私が離婚した直後は、何度も、父母から同居を迫られた。
それを断り続けたのは私だ。
まだ父母との距離感がうまくとれない、そのせいで自分の病気が重くなる、それが、私が断り続ける理由だった。
今、母が重い病気になって、前より話をするようにもなったし、実家に足を向けるようにもなった。それで今、少し、接点が多くなってきている。
でも前の様に、お互いにいらいらしたり怒鳴りあったりすることは、ほとんどなくなった。
離婚してからの日々を、私は正確には思い出せない。飛び飛びでしか思い出せないけれど、
そういう長い年月をかけて、私たちは今ここにいる。そのことは、確かだ。
そして私は、今のこの関係に、少しずつ感謝を覚えている。

病気を丸ごと理解できる他人なんていない。
それが親族だろうと何だろうと、多分、いないと私は思っている。
でも、
理解できないということを理解しあえるようになったことは、大きな進歩だと、
思える。
理解できない、ということをふまえていれば、理解できないからこそ理解出来ない範囲を変に追求したりせめぎあったりしなくてすむから。

夏休み。
娘の弁当作りも始まった。
夏休みだからこそ生じる葛藤もある。
むすめと私との間で、きっとたくさん生じるだろう。
でも、それもなんとか乗越えていけるに違いない。
わたし次第、娘次第、きっと。

いま、久しぶりに、もう何年ぶりかに、清宮先生の資料を見返している。
これを少しでも、埋めていけるよう、この夏から秋にかけて、努力していけたらいいと思っている。


2009年07月14日(火) 
風の弱い日。
強い風が吹き続けると、薔薇の木が弱る。葉は棘に絡まり傷つき、せっかく伸びた枝もまた傷だらけになる。見ているだけで不安があおられる。だからこんな、適当な風の吹く日が落ち着く。ほっとする。
梅雨はもうあけたのだろうか。テレビを見ない私はそんなことも知らない。知らないまま空を見上げる。今日もくらくらするほどの日差しが溢れている。

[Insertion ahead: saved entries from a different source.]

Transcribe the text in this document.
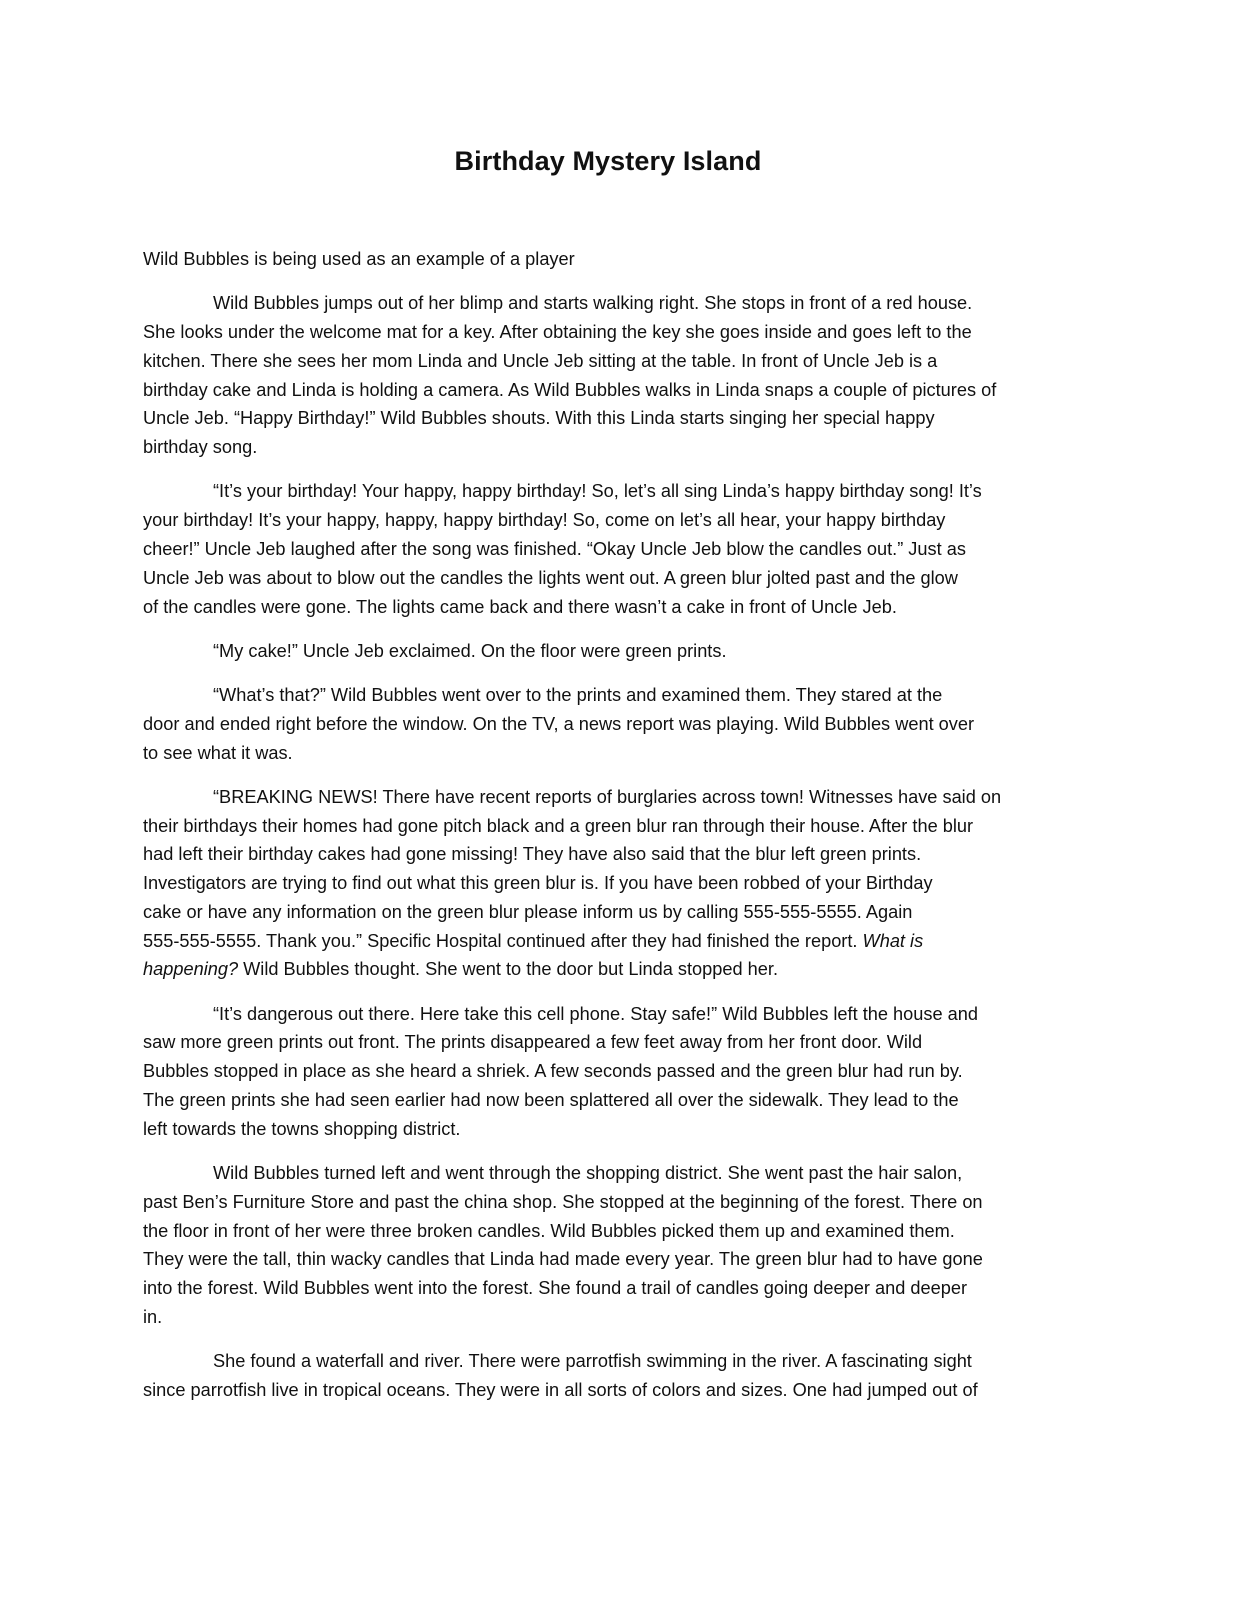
Birthday Mystery Island

Wild Bubbles is being used as an example of a player

Wild Bubbles jumps out of her blimp and starts walking right. She stops in front of a red house.
She looks under the welcome mat for a key. After obtaining the key she goes inside and goes left to the
kitchen. There she sees her mom Linda and Uncle Jeb sitting at the table. In front of Uncle Jeb is a
birthday cake and Linda is holding a camera. As Wild Bubbles walks in Linda snaps a couple of pictures of
Uncle Jeb. “Happy Birthday!” Wild Bubbles shouts. With this Linda starts singing her special happy
birthday song.

“It’s your birthday! Your happy, happy birthday! So, let’s all sing Linda’s happy birthday song! It’s
your birthday! It’s your happy, happy, happy birthday! So, come on let’s all hear, your happy birthday
cheer!” Uncle Jeb laughed after the song was finished. “Okay Uncle Jeb blow the candles out.” Just as
Uncle Jeb was about to blow out the candles the lights went out. A green blur jolted past and the glow
of the candles were gone. The lights came back and there wasn’t a cake in front of Uncle Jeb.

“My cake!” Uncle Jeb exclaimed. On the floor were green prints.

“What’s that?” Wild Bubbles went over to the prints and examined them. They stared at the
door and ended right before the window. On the TV, a news report was playing. Wild Bubbles went over
to see what it was.

“BREAKING NEWS! There have recent reports of burglaries across town! Witnesses have said on
their birthdays their homes had gone pitch black and a green blur ran through their house. After the blur
had left their birthday cakes had gone missing! They have also said that the blur left green prints.
Investigators are trying to find out what this green blur is. If you have been robbed of your Birthday
cake or have any information on the green blur please inform us by calling 555-555-5555. Again
555-555-5555. Thank you.” Specific Hospital continued after they had finished the report. What is
happening? Wild Bubbles thought. She went to the door but Linda stopped her.

“It’s dangerous out there. Here take this cell phone. Stay safe!” Wild Bubbles left the house and
saw more green prints out front. The prints disappeared a few feet away from her front door. Wild
Bubbles stopped in place as she heard a shriek. A few seconds passed and the green blur had run by.
The green prints she had seen earlier had now been splattered all over the sidewalk. They lead to the
left towards the towns shopping district.

Wild Bubbles turned left and went through the shopping district. She went past the hair salon,
past Ben’s Furniture Store and past the china shop. She stopped at the beginning of the forest. There on
the floor in front of her were three broken candles. Wild Bubbles picked them up and examined them.
They were the tall, thin wacky candles that Linda had made every year. The green blur had to have gone
into the forest. Wild Bubbles went into the forest. She found a trail of candles going deeper and deeper
in.

She found a waterfall and river. There were parrotfish swimming in the river. A fascinating sight
since parrotfish live in tropical oceans. They were in all sorts of colors and sizes. One had jumped out of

文庫本の合間に久しぶりに単行本を読む。「虐待」。斉木圭子著。
他に今日は久しぶりに、メイ・サートンの「独り居の日記」をぱらぱらと読み返す。いい本はいい。何度読んでも心が動く。

このところ悪夢にうなされる。
最初は巨大な蛭だった。空からぶら下がり降りてくる蛭から娘を守ったら、私の身体に入り込んできた。それで終わりかと思ったらさらに蛭は降りてきて、私の身体に再び入ろうとする。悲鳴を上げて飛び起きた。飛び起きたら目の前に蛭がいた。さらに悲鳴をあげて私は逃げ惑う。暗闇の部屋の中、いったいどうしたらいいのだろうと思った瞬間、電気のスイッチに手が伸びる。明かりが付くと、幻覚は消えた。しかし再び明かりを消すと幻覚は蘇る。仕方なく私は、明かりをつけたまま娘の隣に縮こまるように横になる。
翌日は時代劇のような様子の中、首切りやら何やらが行われており、私まで首を切られるはめになる。
その翌日は生き埋めだ。他の誰かが生き埋めの刑に処されるところが、全員逃げてしまい私がそれを負うことになる。冗談じゃないと逃げようとすると、外に逃げたはずの全員が私をよってたかって押さえつける。たまらなくなって身体をよじったところで目が覚める。
そんなこんなで、次々に悪夢はやってくる。よくまぁこんなにもネタがあるものだと感心するほどだ。
しかし、明かりをこうこうとつけた中で眠るのは非常に疲れる。もともと私はまっくらにしないと眠れないたちなのだ。だから辛い。しんどい。しかし、悪夢は続く。

母はこの半年で10キロも痩せた。「私が代わりに痩せたいわよ」と悪態をついたら、「痩せられるもんなら痩せてみなさい」と即答された。それだけの元気があれば、まだもう少し、大丈夫だろう、とちょっとほっとする。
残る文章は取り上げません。